Just like the world of computers, the world of electric and plug-in cars is full of competing standards, different protocols and frustratingly incompatible ways of doing simple things like charging a battery pack up.
Case in point? At the last count — not including the various country-specific outlets and plugs for emergency charging — there are more than seven different standards we can think of around the world for charging plug-in vehicles.
But while electric vehicle advocates and would-be buyers are continually frustrated and confused by the myriad of charging options on the market today, there’s at least one thing they can be assured of.
The Tesla Model S electric car — which itself uses Tesla’s own proprietary Supercharger connector and charging stations in order to rapidly replenish its battery pack — is backwards compatible with the humble floppy disk drive.
Confused? We’ll explain.
The Tesla Model S, like any other modern car on the market today, has an complex, sophisticated in-car entertainment and navigation system. Like other automakers, Tesla bases that system on current computer technology, but instead of choosing the usual embedded Microsoft-based systems favored by most automakers, the main infotainment system of the Tesla Model S runs on a customised Linux-based system.
That much we already knew, thanks to a series of enterprising Tesla Model S owners earlier this year who decided to hack into their car’s on-board computer system by building a custom ethernet adapter for their car.
But as Teslarati reports, one Tesla Model S owner decided to find out if the Linux-based operating system — and the two USB ports located in the centre console for charging mobile telephones and playing music from a USB memory stick — could recognise other USB devices too.
Enter Tesla Model S owner Michael Cermak, who tried plugging in a series of different USB devices into his luxury plug-in car.
The result? While Cermak had no luck with a USB keyboard, he was able to get the Model S’ on-board system to recognise the USB mouse. Upon plugging the standard computer optical mouse into one of the car’s USB ports, a cursor in the form of a small blue dot appeared on the massive 17-inch touch screen, allowing him to navigate and access menus with the mouse rather than the touch-screen.
Similarly, while a USB CD-Rom drive refused to work, Cermak found that his Tesla Model S was more than happy to read data from a USB-based 3.5-inch floppy disk drive. You know, the kind of drives which ceased being popular before Tesla Motors had even been founded.
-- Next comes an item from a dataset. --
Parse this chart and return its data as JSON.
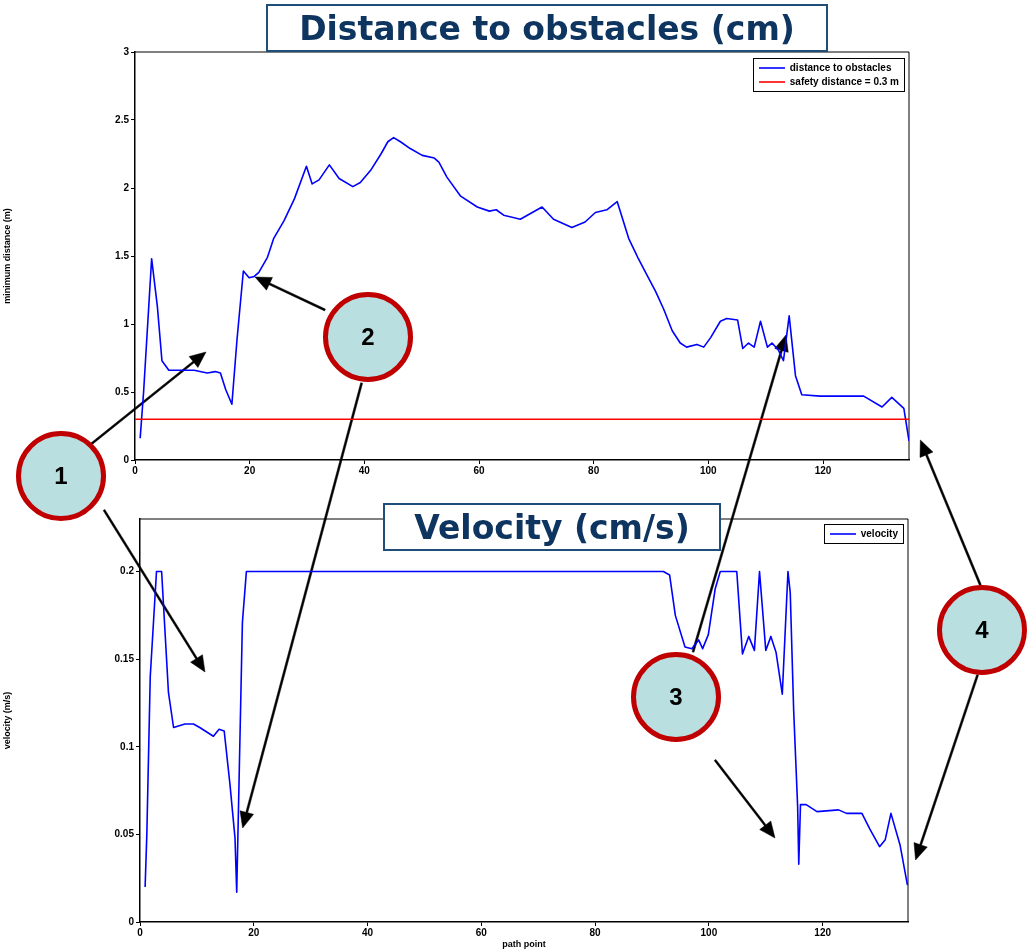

As those who remember the days of 3.5-inch HD floppy disk drives will remember however, the maximum capacity of 1.44 MB formatted means using a floppy disk drive to play your favourite MP3s on your Tesla Model S isn’t going to be particularly easy. Especially if you consider that most modern high-sample rate MP3 files are at least five times that size for a single 3-minute song.
Of course, you could always down-size your favourite tunes to a lower bit rate in order to fit — but as we think you’ll agree, 8 kbps renditions of your favourite album on a single floppy disk drive isn’t perhaps the best use of that nice Tesla Model S sound system.
Why some devices and not others? We think it’s got something to do with the way that each system works within the car.
We’re guessing — although we’re not 100 percent sure — that the touch screen on the Tesla Model S has a built-in digitiser that makes it appear to the car like a mouse, while the USB keyboard has been disabled for security due to the on-screen keyboard built in to the Tesla’s operating system.
And the CD drive? We’re guessing that’s down to missing drivers in the system.
Either way, our inner nerds are having a nerdgasm right now – and we’re wondering how long it will be before someone hooks up something even less practical to those USB ports.